Voor zijn evenementenserver koos Trade Ledger NATS als een van de kerncomponenten voor de evenementenbus, in plaats van Apache Kafka. “Destijds was er geen geweldige gehoste Kafka-oplossing op de markt, en we hadden niet genoeg capaciteit om meerdere technici alleen aan Kafka te laten werken. NATS was een geweldige oplossing die Docker heeft geoptimaliseerd en ons snel aan de slag heeft gebracht, terwijl het nog steeds een zeer robuuste oplossing voor event-messaging biedt.”

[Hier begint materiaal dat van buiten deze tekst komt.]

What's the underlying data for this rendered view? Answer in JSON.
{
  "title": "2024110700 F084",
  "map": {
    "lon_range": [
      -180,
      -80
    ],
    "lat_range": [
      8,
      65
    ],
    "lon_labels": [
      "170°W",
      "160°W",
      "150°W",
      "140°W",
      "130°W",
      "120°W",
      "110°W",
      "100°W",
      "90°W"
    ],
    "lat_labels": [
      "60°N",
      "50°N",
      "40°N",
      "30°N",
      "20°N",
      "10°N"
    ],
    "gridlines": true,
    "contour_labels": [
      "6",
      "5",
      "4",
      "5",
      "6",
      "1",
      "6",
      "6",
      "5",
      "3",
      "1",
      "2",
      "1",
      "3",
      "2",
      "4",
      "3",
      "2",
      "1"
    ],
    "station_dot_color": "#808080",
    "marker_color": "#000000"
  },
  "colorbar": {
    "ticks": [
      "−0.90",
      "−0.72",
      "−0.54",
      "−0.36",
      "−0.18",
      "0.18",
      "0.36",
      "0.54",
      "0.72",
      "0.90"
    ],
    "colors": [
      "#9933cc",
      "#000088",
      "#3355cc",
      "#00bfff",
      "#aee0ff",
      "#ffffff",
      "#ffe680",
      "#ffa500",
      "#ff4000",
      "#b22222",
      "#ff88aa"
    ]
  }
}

Hoe Trade Ledger zijn systeem wil vereenvoudigen
Next for Trade Ledger is een complete verandering van de gebruikerservaring. Born zegt dat er een grote verandering nodig is om ervoor te zorgen dat het systeem kan blijven groeien. Zoals het team zelf heeft ervaren toen ze een grote schaalfase doormaakten, werd het steeds moeilijker om alle bewegende stukken te coördineren.
Het engineeringteam bekijkt principes van ontwerpsystemen, die ze twee jaar geleden begonnen uit te werken, maar de aanpak was te complex. Het doel is nu om het eenvoudiger te maken.
“Mijn sterke overtuiging is dat de beste code die je kunt hebben geen code is, omdat je ze niet hoeft te onderhouden en er niets mis kan gaan. Het is duidelijk dat het tot het uiterste gaat, maar het gaat om het nemen van slimme beslissingen over wat je codeert. Dat is een van de grote lessen die er soms liever op letten dat het waarschijnlijk veel minder tijd kost om een systeem met minder code te maken in plaats van het alleen te coderen en veel informatie te creëren”, zegt Born.
Trade Ledger bouwt nu een no-code-oplossing voor klanten waar ze hun eigen regels kunnen implementeren zonder codering. Born zegt dat er interessante bewegingen zijn rond no-code UI-platforms met krachtige concepten, maar dat het nog moet worden bewezen of ze ook werken in complexere systemen.